Как все-таки плохо знаю я этот язык, хотя и получала пятерки! Я не могла ей ничего объяснить, я только положила ей руку на голову. Она вздрогнула и подняла на меня глаза, — полные какого-то скорбного отчаяния.
— Эр ист ам лебен унд гезунд![13] — сказала я.
Она, быть может, не поняла меня или, скорее,
не поверила мне и что-то заговорила (взволнованно и быстро. Я ничего не могла понять, кроме того, что она часто повторяет это слово: «Гезунд! Гезунд», — то вопросительно, то недоверчиво и тревожно. Она все время оглядывалась вокруг, словно желая позвать кого-то, кто мог бы рассеять ее недоверие или разделить радость, которая то озаряла ее лицо, то исчезала снова, словно вопугнутая новым сомнением.
Я хотела ей объяснить, что нужно молчать, что это должно быть только между на-мн и никто не должен этого знать, иначе будет очень плохо и ему и другим. Но у меня не хватало слов, чтобы объясниться. Уже каких-то два раненых солдата приближались к нам на своих костылях.
— Комм! — крикнула я первое, что пришло мне в голову, и потянула ее за руку за собой.
Я уже раскаивалась в том, что затеяла все это, и снова прошмыгнула за забор в парк. Но, должно быть, боясь совсем потерять меня из-вида, она поспешила за мной. Раненые отстали, и кое-как мне удалось объяснить, чтобы она подождала меня тут, что я позову отца.
Я побежала к папе в аптеку. Там, как назло, торчал какой-то эсэсовец в дымчатых очках, и мне стоило труда отозвать папу в сторону, чтобы объяснить ему, что произошло.
Он начал упрекать меня в неосторожности. Но все-таки он пошел в парк. Я должна была остаться в аптеке. Милый, милый, папа, будь добрым, будь умным, будь осторожным!..
Как все хорошо, бывает же!.. Правда, папа вернулся поздно, заставил-таки меня помучиться. Я уже думала, не произошло ли чего! Но все отлично. Он рассказал ей все. Это настоящая женщина и настоящая мать. Она все поняла и приняла. Хотя, конечно, этому помогло счастье, которое она испытала оттого, что он оказался жив.
Самая трудная судьба покажется легкой по сравнению с тем, что все уже кончено навсегда… Она дала папе записку для сына, и он сказал, что разрешит мне завтра перебраться через реку.

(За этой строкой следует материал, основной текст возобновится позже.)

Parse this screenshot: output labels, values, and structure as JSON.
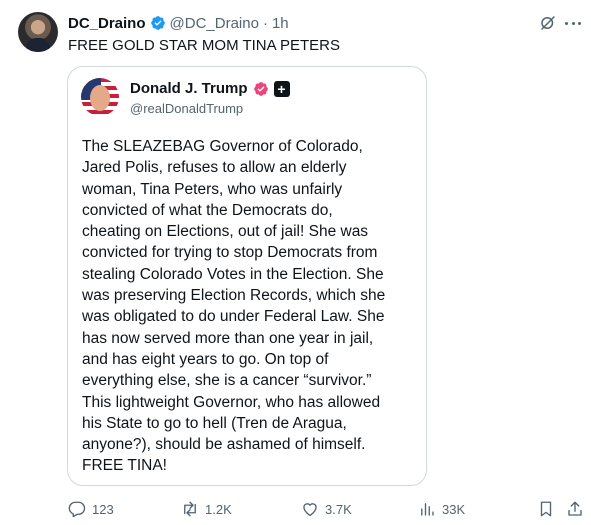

Как он, вероятно, обрадуется этой вести! Хорошо бы устроить их встречу. Папа сказал, что это слишком рискованно. Посмотрим! За нами, кажется, никто не следит…
ПОСЛЕДНЯЯ СИГАРЕТА
Внезапное исчезновение раненого лейтенанта неприятно озадачило Грейвса. Оно вновь осложняло его задачу. Но самый факт, что лейтенант исчез, только подтверждал правильность подозрений, беспокоивших штурмбанфюрера. С каждой минутой он все больше склонялся к мысли, что в могиле Клемме находится какой-то другой человек. Требовалась быстрая и самая тщательная проверка всех обстоятельств.
Грейвс связался по телефону с командиром десантного батальона, проводившего здесь операцию по захвату железнодорожного узла.